Obama announced that he has chosen Dawn Johnsen to lead the Office of Legal Counsel, the same position once held by the infamous John Yoo.
In filling four senior Justice Department positions Monday, President-elect Barack Obama signaled that he intends to roll back Bush administration counter-terrorism policies authorizing harsh interrogation techniques, warrantless spying and indefinite detentions of terrorism suspects.
The most startling shift was Obama's pick of Indiana University law professor Dawn Johnsen to take charge of the Office of Legal Counsel, the unit that's churned out the legal opinions that provided a foundation for expanding President George W. Bush's national security powers.
Johnsen, who spent five years at the Office of Legal Counsel during the Clinton administration and served as its acting chief, has publicly assailed "Bush's corruption of our American ideals.'' Upon the release last spring of a secret Office of Legal Counsel memo that permitted the aggressive interrogations of terrorism suspects, she excoriated the unit's lawyers for advising Bush ``that in fighting the war on terror, he is not bound by the laws Congress has enacted.''
Yep, I'd say Ms.
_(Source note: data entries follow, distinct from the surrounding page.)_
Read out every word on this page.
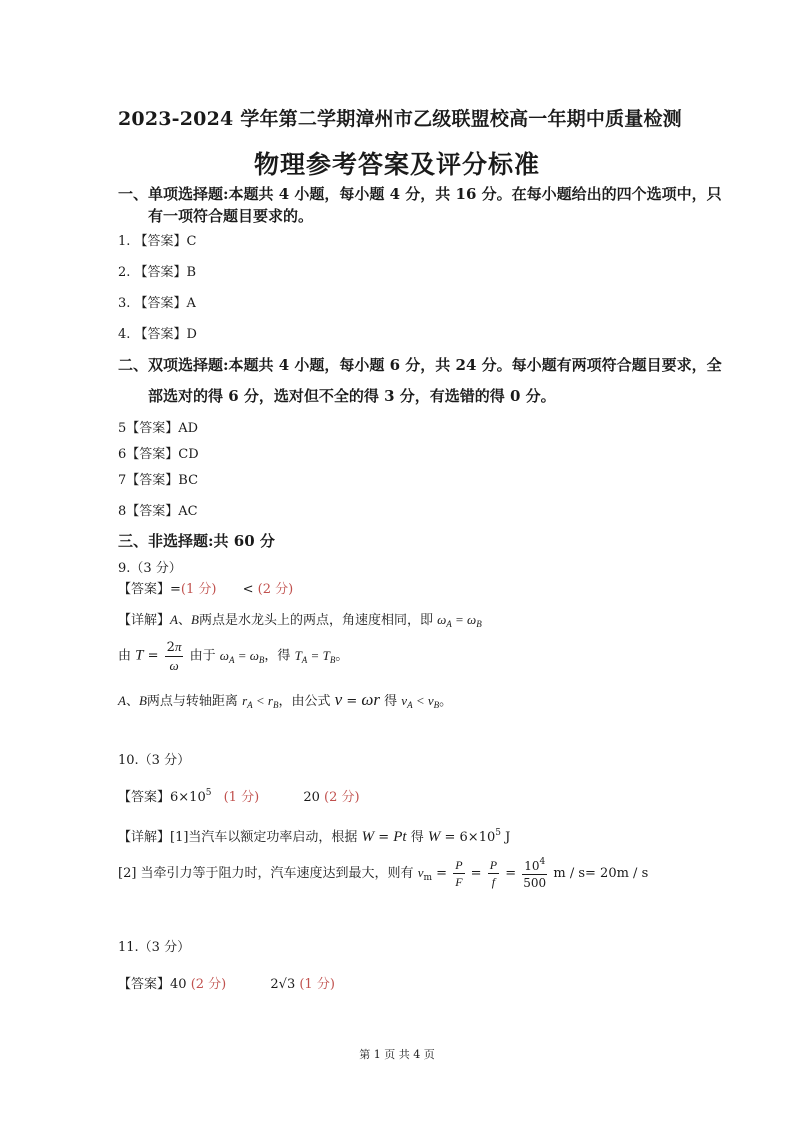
2023-2024 学年第二学期漳州市乙级联盟校高一年期中质量检测
物理参考答案及评分标准
一、单项选择题:本题共 4 小题，每小题 4 分，共 16 分。在每小题给出的四个选项中，只
有一项符合题目要求的。
1. 【答案】C
2. 【答案】B
3. 【答案】A
4. 【答案】D
二、双项选择题:本题共 4 小题，每小题 6 分，共 24 分。每小题有两项符合题目要求，全
部选对的得 6 分，选对但不全的得 3 分，有选错的得 0 分。
5【答案】AD
6【答案】CD
7【答案】BC
8【答案】AC
三、非选择题:共 60 分
9.（3 分）
【答案】=(1 分) < (2 分)
【详解】A、B两点是水龙头上的两点，角速度相同，即 $\omega_A = \omega_B$
由 $T = \frac{2\pi}{\omega}$ 由于 $\omega_A = \omega_B$，得 $T_A = T_B$。
A、B两点与转轴距离 $r_A < r_B$，由公式 v = ωr 得 $v_A < v_B$。
10.（3 分）
【答案】$6\times 10^5$ (1 分)	20 (2 分)
【详解】[1]当汽车以额定功率启动，根据 W = Pt 得 $W = 6\times 10^5$ J
[2] 当牵引力等于阻力时，汽车速度达到最大，则有 $v_m = \frac{P}{F} = \frac{P}{f} = \frac{10^4}{500}$ m / s= 20m / s
11.（3 分）
【答案】40 (2 分)	2√3 (1 分)
第 1 页 共 4 页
Johnsen is a bit outraged at the whole idea that a Unitary Executive can decide to torture at will. Here's something she wrote last April when the "torture memo's" were released.
Where is the outrage, the public outcry?! The shockingly flawed content of this memo, the deficient processes that led to its issuance, the horrific acts it encouraged, the fact that it was kept secret for years and that the Bush administration continues to withhold other memos like it--all demand our outrage.
Yes, we've seen much of it before. And yes, we are counting down the remaining months. But we must regain our ability to feel outrage whenever our government acts lawlessly and devises bogus constitutional arguments for outlandishly expansive presidential power. Otherwise, our own deep cynicism, about the possibility for a President and presidential lawyers to respect legal constraints, itself will threaten the rule of law--and not just for the remaining nine months of this administration, but for years and administrations to come.